All of Seagate’s recent deals (about one per year) build on a strategy of bolstering its position in the hard-disk drive market in anticipation that growing capacity needs among enterprises will continue to drive a growth in hard-disk sales that will more than offset declining PC sales. (Look for a two-part Impact Report in early 2014 for our take on Seagate’s strategy.)

That’s not to say that Seagate has completely ignored the flash market. In the last quarter it sold more than $100m in flash and hybrid disk products (or about 2% of its revenue). Earlier in the year it invested $40m in Virident, and we understand that it also bid to buy the company, but its offer came up about 10% short of the $685m that Western Digital’s HGST business ultimately paid. However, we gather that Seagate wasn’t interested in bidding for flash-caching providers that were picked up by other disk makers, such as FlashSoft, acquired by SanDisk, or VeloBit, acquired by Western Digital.

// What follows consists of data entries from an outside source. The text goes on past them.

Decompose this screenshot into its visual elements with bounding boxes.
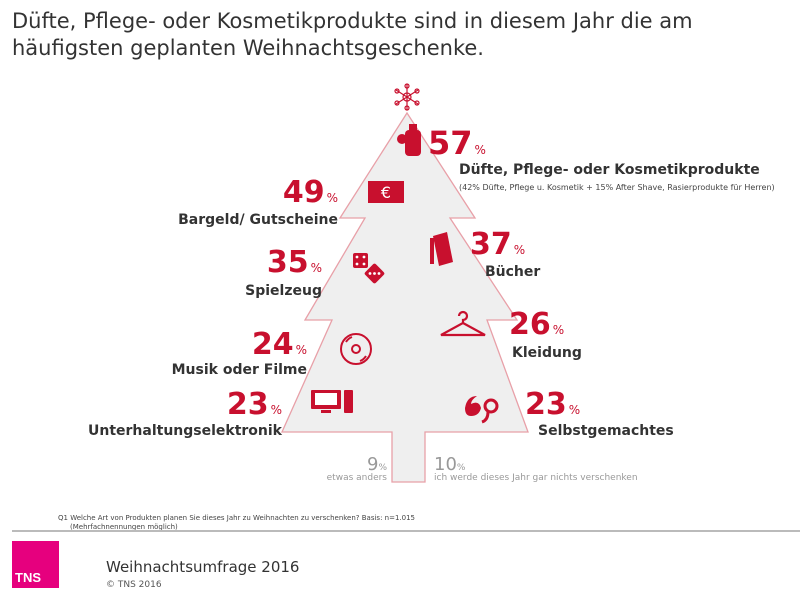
question-note: (Mehrfachnennungen möglich) xyxy=(70,523,178,531)
label-elektronik: Unterhaltungselektronik xyxy=(87,423,282,439)
label-bargeld: Bargeld/ Gutscheine xyxy=(178,212,338,228)
label-kleidung: Kleidung xyxy=(512,345,582,361)
cd-icon xyxy=(340,333,372,365)
dice-icon xyxy=(353,253,385,284)
pct-selbstgemachtes: % xyxy=(568,403,581,417)
pct-etwas-anders: % xyxy=(378,463,387,473)
tns-logo: TNS xyxy=(12,541,59,588)
logo-text: TNS xyxy=(15,570,41,585)
question-text: Q1 Welche Art von Produkten planen Sie d… xyxy=(58,514,415,522)
value-musik: 24 xyxy=(251,327,294,362)
item-spielzeug: 35% xyxy=(267,248,322,278)
value-elektronik: 23 xyxy=(226,387,269,422)
value-nichts: 10 xyxy=(434,454,457,475)
value-selbstgemachtes: 23 xyxy=(525,387,567,422)
item-duefte: 57% xyxy=(428,127,486,159)
label-duefte: Düfte, Pflege- oder Kosmetikprodukte xyxy=(459,162,760,178)
book-icon xyxy=(430,232,453,266)
euro-banknote-icon: € xyxy=(368,181,404,203)
handmade-icon xyxy=(465,396,499,424)
footer-copyright: © TNS 2016 xyxy=(106,580,162,590)
tree-shape xyxy=(280,111,529,483)
label-etwas-anders: etwas anders xyxy=(326,473,387,483)
value-buecher: 37 xyxy=(470,227,512,262)
item-buecher: 37% xyxy=(470,230,525,260)
value-spielzeug: 35 xyxy=(266,245,309,280)
pct-buecher: % xyxy=(513,243,526,257)
item-selbstgemachtes: 23% xyxy=(525,390,580,420)
value-duefte: 57 xyxy=(428,124,473,162)
page-title: Düfte, Pflege- oder Kosmetikprodukte sin… xyxy=(12,9,693,60)
value-etwas-anders: 9 xyxy=(366,454,379,475)
snowflake-icon xyxy=(394,83,420,111)
computer-icon xyxy=(311,390,353,413)
pct-duefte: % xyxy=(474,143,486,157)
pct-elektronik: % xyxy=(270,403,282,417)
hanger-icon xyxy=(440,310,486,337)
pct-bargeld: % xyxy=(326,191,338,205)
item-bargeld: 49% xyxy=(283,178,338,208)
label-nichts: ich werde dieses Jahr gar nichts versche… xyxy=(434,473,638,483)
label-musik: Musik oder Filme xyxy=(171,362,307,378)
euro-symbol: € xyxy=(381,183,391,202)
pct-kleidung: % xyxy=(552,323,565,337)
value-kleidung: 26 xyxy=(509,307,551,342)
item-musik: 24% xyxy=(252,330,307,360)
item-etwas-anders: 9% xyxy=(367,454,387,475)
pct-spielzeug: % xyxy=(310,261,322,275)
item-kleidung: 26% xyxy=(509,310,564,340)
pct-nichts: % xyxy=(456,463,466,473)
label-spielzeug: Spielzeug xyxy=(245,283,322,299)
pct-musik: % xyxy=(295,343,307,357)
label-buecher: Bücher xyxy=(485,264,541,280)
footer-divider xyxy=(12,530,800,532)
perfume-icon xyxy=(397,124,421,156)
item-elektronik: 23% xyxy=(227,390,282,420)
footer-title: Weihnachtsumfrage 2016 xyxy=(106,558,300,576)
value-bargeld: 49 xyxy=(282,175,325,210)
sub-duefte: (42% Düfte, Pflege u. Kosmetik + 15% Aft… xyxy=(459,183,775,192)
label-selbstgemachtes: Selbstgemachtes xyxy=(538,423,674,439)
item-nichts: 10% xyxy=(434,454,465,475)
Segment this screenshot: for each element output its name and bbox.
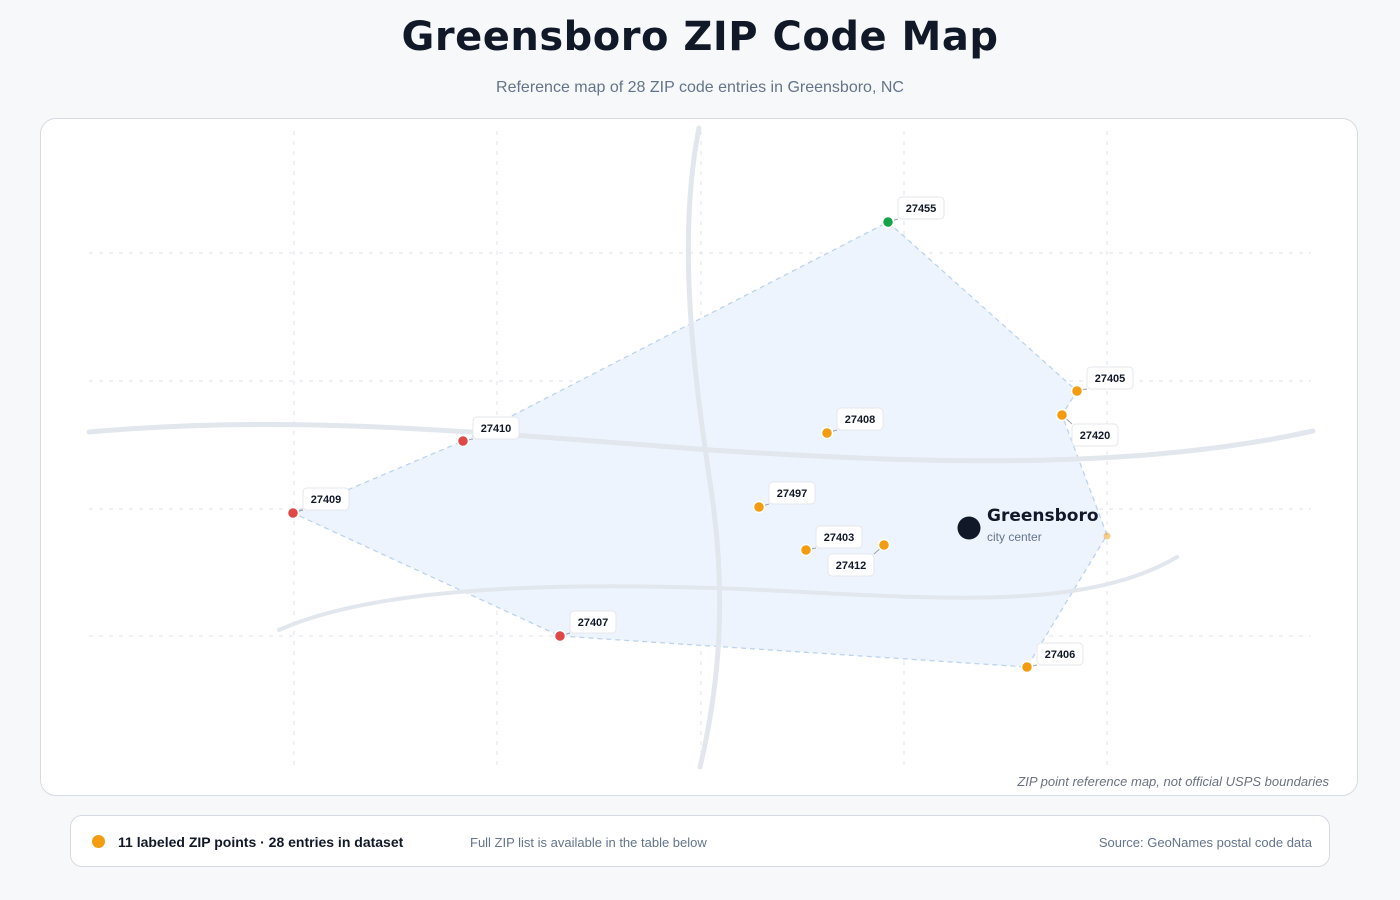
zip-label-box: [836, 407, 884, 431]
zip-label: 27407: [578, 617, 609, 629]
roads: [86, 125, 1316, 770]
zip-label: 27420: [1080, 430, 1111, 442]
zip-marker-27409[interactable]: 27409: [286, 487, 350, 520]
zip-marker-27410[interactable]: 27410: [456, 416, 520, 448]
zip-marker-27407[interactable]: 27407: [553, 610, 617, 643]
city-center-dot[interactable]: [957, 516, 981, 540]
legend-source: Source: GeoNames postal code data: [1098, 835, 1312, 850]
zip-coverage-region: [291, 221, 1108, 668]
zip-label-box: [472, 416, 520, 440]
city-subtitle: city center: [987, 530, 1042, 544]
legend-note: Full ZIP list is available in the table …: [470, 835, 707, 850]
zip-marker-27497[interactable]: 27497: [752, 481, 816, 514]
zip-label: 27403: [824, 532, 855, 544]
zip-label: 27406: [1045, 649, 1076, 661]
zip-label: 27455: [906, 203, 937, 215]
city-center-marker[interactable]: Greensboro city center: [957, 506, 1111, 544]
road-north-south: [685, 125, 723, 770]
zip-point-dot[interactable]: [286, 506, 300, 520]
zip-label-box: [1071, 423, 1119, 447]
zip-point-dot[interactable]: [456, 434, 470, 448]
city-name: Greensboro: [987, 506, 1099, 526]
zip-point-dot[interactable]: [1055, 408, 1069, 422]
road-south: [277, 555, 1179, 632]
legend-summary: 11 labeled ZIP points · 28 entries in da…: [118, 834, 404, 850]
zip-point-dot[interactable]: [553, 629, 567, 643]
zip-marker-27405[interactable]: 27405: [1070, 366, 1134, 398]
legend-dot-icon: [92, 835, 105, 848]
zip-label: 27408: [845, 414, 876, 426]
zip-label: 27410: [481, 423, 512, 435]
zip-point-dot[interactable]: [1020, 660, 1034, 674]
zip-label: 27409: [311, 494, 342, 506]
zip-point-dot[interactable]: [752, 500, 766, 514]
zip-map[interactable]: 27455 27405 27420 27408 27410 27497 27409 27403…: [41, 119, 1358, 796]
zip-label-box: [897, 196, 945, 220]
zip-label-box: [1086, 366, 1134, 390]
map-legend: 11 labeled ZIP points · 28 entries in da…: [70, 815, 1330, 867]
zip-point-dot[interactable]: [1070, 384, 1084, 398]
zip-label-box: [768, 481, 816, 505]
zip-label-box: [569, 610, 617, 634]
zip-label-box: [827, 553, 875, 577]
zip-label-box: [1036, 642, 1084, 666]
road-east-west: [86, 421, 1316, 464]
zip-label: 27497: [777, 488, 808, 500]
zip-marker-27420[interactable]: 27420: [1055, 408, 1119, 447]
zip-label-box: [302, 487, 350, 511]
map-panel[interactable]: 27455 27405 27420 27408 27410 27497 27409 27403…: [40, 118, 1358, 796]
zip-point-dot[interactable]: [820, 426, 834, 440]
zip-point-dot[interactable]: [877, 538, 891, 552]
zip-points: 27455 27405 27420 27408 27410 27497 27409 27403…: [286, 196, 1134, 674]
zip-marker-27412[interactable]: 27412: [827, 538, 891, 577]
zip-point-dot[interactable]: [799, 543, 813, 557]
page-subtitle: Reference map of 28 ZIP code entries in …: [496, 79, 904, 96]
zip-point-dot[interactable]: [881, 215, 895, 229]
zip-marker-27408[interactable]: 27408: [820, 407, 884, 440]
page-title: Greensboro ZIP Code Map: [401, 14, 999, 60]
zip-marker-27406[interactable]: 27406: [1020, 642, 1084, 674]
zip-marker-27455[interactable]: 27455: [881, 196, 945, 229]
zip-label-box: [815, 525, 863, 549]
map-disclaimer: ZIP point reference map, not official US…: [1017, 774, 1329, 789]
city-edge-marker: [1103, 532, 1111, 540]
zip-label: 27405: [1095, 373, 1126, 385]
zip-label: 27412: [836, 560, 867, 572]
zip-marker-27403[interactable]: 27403: [799, 525, 863, 557]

The purchase of Xyratex strengthens Seagate’s supply chain with the addition of more in-house manufacturing and testing products, as well as expands its footprint in the enterprise beyond disk drives as it will now be a supplier of storage modules and clustered storage gear for HPC markets. In valuing Xyratex at 0.3x trailing sales, Seagate assigns a multiple that’s in line with its previous two deals — drive maker LaCie (0.4x in May 2012) and Samsung’s hard drive business (0.4x in April 2011).

While Seagate seeks relative bargains on assets that can improve its position in a market that’s increasingly obsessed with costs, its main rival Western Digital has pursued more cutting-edge and expensive technologies. It has spent more than $1bn this year purchasing flash technologies, most notably Virident, which cost it 12.9x projected annual revenue.